Can you share some of the projects or initiatives the Center will launch in its first year?

There are three major areas of programming:.

  1. Research funding for Center members: The Center will support through grants and in kind support the research by members of the Center, which include UBC graduate students and faculty working in and across the humanities and social sciences with a vested interest in some area of European Studies relevant to the theme of the project. Research mobility grants will fund UBC scholarship with international partners.
  2. Programming: We will host a UBC speaker series to showcase UBC research aligned with the theme of the center, an international speaker series, professional development sessions for Center members, and roundtables featuring local policymakers and diplomats representing the EU in Canada. Some of these initiatives will be tied to the Center podcast, which we hope to launch next year.
  3. Preliminary work toward the reestablishment of the MA in European Studies: We seek to bring scholars and graduate students together interested in European Studies. The collective efforts of the core research members will be an invaluable resource as we try to pave the path toward reviving what used to be a thriving graduate program bringing humanities and social science scholarship to bear on graduate education in European Studies at UBC.

Looking ahead, what impact do you hope the Center will have—at UBC, in Canada, and internationally?

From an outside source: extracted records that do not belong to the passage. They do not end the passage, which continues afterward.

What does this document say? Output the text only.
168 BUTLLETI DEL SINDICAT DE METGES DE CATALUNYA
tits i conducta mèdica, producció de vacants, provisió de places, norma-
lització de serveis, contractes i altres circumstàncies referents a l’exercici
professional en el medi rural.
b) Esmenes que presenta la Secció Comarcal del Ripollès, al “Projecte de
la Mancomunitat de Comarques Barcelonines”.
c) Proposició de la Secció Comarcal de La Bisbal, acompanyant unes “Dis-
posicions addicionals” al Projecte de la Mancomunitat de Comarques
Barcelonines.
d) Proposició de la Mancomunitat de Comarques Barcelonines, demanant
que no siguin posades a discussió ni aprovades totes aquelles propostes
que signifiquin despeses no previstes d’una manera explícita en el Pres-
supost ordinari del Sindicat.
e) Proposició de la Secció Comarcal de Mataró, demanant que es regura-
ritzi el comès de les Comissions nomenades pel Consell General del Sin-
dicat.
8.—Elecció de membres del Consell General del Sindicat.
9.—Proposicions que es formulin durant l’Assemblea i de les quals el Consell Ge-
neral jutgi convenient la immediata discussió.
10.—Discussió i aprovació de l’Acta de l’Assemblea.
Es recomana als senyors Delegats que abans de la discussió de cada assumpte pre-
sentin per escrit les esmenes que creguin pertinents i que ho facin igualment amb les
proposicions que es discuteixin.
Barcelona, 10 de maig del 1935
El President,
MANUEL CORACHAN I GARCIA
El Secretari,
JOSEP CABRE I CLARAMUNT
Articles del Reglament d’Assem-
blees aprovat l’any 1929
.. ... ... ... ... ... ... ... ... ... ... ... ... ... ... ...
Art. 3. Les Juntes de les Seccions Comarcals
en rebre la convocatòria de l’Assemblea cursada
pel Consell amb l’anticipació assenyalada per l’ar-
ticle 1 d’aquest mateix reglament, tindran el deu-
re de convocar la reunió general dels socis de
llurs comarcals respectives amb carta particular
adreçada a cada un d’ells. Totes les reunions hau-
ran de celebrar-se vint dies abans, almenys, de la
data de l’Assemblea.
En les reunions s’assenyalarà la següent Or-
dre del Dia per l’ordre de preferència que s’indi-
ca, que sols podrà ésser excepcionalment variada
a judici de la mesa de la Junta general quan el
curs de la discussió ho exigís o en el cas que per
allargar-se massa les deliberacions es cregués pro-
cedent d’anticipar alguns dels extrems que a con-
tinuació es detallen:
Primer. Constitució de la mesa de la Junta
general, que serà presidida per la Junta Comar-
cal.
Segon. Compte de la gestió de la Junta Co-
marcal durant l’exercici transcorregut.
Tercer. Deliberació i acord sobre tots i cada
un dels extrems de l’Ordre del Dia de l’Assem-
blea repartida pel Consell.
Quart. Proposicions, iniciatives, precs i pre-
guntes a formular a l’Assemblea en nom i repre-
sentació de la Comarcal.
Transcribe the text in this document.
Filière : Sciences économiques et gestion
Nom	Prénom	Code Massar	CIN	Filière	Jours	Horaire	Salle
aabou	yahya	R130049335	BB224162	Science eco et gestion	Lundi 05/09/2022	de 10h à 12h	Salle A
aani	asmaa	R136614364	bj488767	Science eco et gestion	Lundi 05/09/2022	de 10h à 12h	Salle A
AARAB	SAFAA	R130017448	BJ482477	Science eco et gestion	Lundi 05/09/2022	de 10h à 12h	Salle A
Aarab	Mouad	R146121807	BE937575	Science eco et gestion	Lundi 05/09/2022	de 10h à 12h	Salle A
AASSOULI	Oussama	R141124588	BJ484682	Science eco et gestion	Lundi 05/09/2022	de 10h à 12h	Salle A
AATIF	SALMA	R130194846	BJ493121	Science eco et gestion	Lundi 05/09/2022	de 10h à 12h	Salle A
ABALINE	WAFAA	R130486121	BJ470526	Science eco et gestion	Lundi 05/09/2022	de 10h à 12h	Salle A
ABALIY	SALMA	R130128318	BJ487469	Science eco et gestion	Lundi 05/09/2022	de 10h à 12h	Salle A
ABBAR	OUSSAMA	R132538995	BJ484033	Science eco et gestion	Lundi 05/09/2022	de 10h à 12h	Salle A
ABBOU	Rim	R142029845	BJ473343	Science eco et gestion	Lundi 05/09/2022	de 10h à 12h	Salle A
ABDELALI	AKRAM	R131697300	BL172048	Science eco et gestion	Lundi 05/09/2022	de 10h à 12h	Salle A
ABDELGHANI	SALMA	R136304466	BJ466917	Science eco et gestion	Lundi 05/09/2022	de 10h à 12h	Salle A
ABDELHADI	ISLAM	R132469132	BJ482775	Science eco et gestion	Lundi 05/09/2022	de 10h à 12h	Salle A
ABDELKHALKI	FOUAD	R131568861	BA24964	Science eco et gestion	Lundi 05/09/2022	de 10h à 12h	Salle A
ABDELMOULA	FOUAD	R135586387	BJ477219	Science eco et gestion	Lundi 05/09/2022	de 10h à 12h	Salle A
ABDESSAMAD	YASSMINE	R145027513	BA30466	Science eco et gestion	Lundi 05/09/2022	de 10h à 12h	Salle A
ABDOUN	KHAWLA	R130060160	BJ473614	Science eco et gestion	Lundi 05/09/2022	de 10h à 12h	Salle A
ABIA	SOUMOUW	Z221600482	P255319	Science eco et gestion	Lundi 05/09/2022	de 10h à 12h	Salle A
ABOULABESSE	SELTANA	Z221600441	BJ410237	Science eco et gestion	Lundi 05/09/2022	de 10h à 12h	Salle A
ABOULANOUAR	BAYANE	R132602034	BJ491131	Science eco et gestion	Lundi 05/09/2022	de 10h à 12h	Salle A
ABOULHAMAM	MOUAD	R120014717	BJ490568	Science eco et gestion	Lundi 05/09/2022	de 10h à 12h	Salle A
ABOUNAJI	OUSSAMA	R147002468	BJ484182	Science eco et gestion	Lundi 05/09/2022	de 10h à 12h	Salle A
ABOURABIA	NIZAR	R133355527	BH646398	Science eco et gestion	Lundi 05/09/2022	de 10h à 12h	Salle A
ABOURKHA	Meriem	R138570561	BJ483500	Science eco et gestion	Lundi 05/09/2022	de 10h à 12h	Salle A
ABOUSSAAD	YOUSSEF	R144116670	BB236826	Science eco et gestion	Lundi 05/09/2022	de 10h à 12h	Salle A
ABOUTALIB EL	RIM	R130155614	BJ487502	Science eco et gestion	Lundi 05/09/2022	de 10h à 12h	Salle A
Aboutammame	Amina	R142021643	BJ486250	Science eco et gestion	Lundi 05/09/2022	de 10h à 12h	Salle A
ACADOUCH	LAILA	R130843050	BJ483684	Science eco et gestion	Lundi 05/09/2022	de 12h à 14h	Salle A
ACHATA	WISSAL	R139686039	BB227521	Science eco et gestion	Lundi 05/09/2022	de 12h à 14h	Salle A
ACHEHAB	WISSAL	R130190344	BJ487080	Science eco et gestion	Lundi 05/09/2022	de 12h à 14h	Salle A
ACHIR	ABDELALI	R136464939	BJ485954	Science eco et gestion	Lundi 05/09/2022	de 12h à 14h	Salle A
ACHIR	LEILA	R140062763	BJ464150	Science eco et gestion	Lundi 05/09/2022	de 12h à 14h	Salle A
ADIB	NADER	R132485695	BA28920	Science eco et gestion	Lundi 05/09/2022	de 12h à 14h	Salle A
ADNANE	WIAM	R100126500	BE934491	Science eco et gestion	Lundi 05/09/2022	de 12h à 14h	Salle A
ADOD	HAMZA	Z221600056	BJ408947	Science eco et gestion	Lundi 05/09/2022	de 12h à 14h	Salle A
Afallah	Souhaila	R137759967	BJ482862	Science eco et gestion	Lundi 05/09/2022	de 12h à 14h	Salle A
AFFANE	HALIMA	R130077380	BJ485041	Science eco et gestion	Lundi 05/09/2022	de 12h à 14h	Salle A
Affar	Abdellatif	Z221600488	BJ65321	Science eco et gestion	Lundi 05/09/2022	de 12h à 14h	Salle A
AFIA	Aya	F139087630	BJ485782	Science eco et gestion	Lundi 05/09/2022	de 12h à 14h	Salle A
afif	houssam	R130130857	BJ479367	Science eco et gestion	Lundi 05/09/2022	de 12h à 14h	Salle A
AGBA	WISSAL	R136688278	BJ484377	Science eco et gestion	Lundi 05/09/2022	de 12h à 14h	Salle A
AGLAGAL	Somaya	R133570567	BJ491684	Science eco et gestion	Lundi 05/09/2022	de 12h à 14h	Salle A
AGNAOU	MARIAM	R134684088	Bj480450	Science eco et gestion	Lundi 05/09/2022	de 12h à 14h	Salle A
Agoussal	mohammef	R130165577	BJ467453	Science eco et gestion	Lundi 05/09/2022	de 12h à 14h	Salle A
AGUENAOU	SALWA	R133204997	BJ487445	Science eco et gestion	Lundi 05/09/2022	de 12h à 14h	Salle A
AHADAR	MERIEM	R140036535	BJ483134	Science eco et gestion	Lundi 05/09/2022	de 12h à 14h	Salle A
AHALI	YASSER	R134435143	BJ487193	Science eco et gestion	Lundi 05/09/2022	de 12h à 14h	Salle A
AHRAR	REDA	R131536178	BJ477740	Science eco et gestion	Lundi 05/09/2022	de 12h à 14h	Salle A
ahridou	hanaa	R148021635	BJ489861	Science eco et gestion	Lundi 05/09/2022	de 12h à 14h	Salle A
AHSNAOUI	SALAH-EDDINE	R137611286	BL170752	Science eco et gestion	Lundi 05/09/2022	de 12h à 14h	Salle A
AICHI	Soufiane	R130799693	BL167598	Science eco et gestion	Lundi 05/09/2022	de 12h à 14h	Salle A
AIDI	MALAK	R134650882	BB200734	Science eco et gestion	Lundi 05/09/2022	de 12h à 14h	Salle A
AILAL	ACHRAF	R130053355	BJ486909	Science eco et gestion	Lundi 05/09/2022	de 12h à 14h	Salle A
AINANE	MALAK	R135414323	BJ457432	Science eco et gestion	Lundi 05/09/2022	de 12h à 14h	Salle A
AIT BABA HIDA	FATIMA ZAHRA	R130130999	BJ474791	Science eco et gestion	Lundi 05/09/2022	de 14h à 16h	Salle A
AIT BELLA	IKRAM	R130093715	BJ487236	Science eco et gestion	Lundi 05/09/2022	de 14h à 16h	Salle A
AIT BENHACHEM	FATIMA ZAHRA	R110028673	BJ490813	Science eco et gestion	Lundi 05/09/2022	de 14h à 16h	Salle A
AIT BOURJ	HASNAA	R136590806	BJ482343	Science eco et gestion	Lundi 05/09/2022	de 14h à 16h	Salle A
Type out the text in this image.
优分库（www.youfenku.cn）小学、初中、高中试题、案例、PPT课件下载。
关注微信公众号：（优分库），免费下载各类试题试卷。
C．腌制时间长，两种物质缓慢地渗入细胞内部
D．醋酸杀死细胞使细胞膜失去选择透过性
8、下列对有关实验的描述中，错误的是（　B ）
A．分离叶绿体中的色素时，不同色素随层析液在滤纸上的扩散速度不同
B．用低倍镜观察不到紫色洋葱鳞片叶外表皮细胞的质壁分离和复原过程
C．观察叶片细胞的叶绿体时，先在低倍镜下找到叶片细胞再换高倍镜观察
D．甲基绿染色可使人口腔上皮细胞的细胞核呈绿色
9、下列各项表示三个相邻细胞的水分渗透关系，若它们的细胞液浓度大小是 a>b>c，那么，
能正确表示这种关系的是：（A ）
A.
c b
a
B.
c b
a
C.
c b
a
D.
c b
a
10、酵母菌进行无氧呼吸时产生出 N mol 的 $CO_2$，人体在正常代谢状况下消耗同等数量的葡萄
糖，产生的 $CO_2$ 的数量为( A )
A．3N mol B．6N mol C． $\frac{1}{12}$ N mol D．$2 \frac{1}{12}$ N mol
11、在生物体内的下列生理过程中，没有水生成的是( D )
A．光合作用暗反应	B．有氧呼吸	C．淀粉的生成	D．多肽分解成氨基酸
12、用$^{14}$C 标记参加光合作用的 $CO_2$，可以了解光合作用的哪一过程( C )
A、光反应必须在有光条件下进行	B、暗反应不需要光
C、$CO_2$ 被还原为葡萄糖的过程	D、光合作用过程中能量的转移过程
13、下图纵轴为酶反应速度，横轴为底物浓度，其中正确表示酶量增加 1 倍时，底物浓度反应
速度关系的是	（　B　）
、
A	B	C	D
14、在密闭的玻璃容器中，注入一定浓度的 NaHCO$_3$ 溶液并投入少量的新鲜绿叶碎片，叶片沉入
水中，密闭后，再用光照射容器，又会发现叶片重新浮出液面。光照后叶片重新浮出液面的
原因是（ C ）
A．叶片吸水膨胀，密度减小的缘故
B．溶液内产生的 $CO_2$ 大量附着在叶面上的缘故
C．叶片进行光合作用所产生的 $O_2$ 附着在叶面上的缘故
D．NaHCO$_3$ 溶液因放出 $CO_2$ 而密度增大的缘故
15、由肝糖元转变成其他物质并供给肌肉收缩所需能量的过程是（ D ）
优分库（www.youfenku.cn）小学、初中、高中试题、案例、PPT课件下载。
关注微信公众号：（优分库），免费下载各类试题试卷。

We hope the Center will first and foremost support UBC graduate students and faculty in advancing their scholarship and teaching in the area of European Studies. Second, we hope to facilitate the development of new methodologies that will help scholars and policymakers alike avoid binarization in their discussion of European topics. Ultimately, we seek to establish UBC as a major centre for interdisciplinary and transnational European Studies.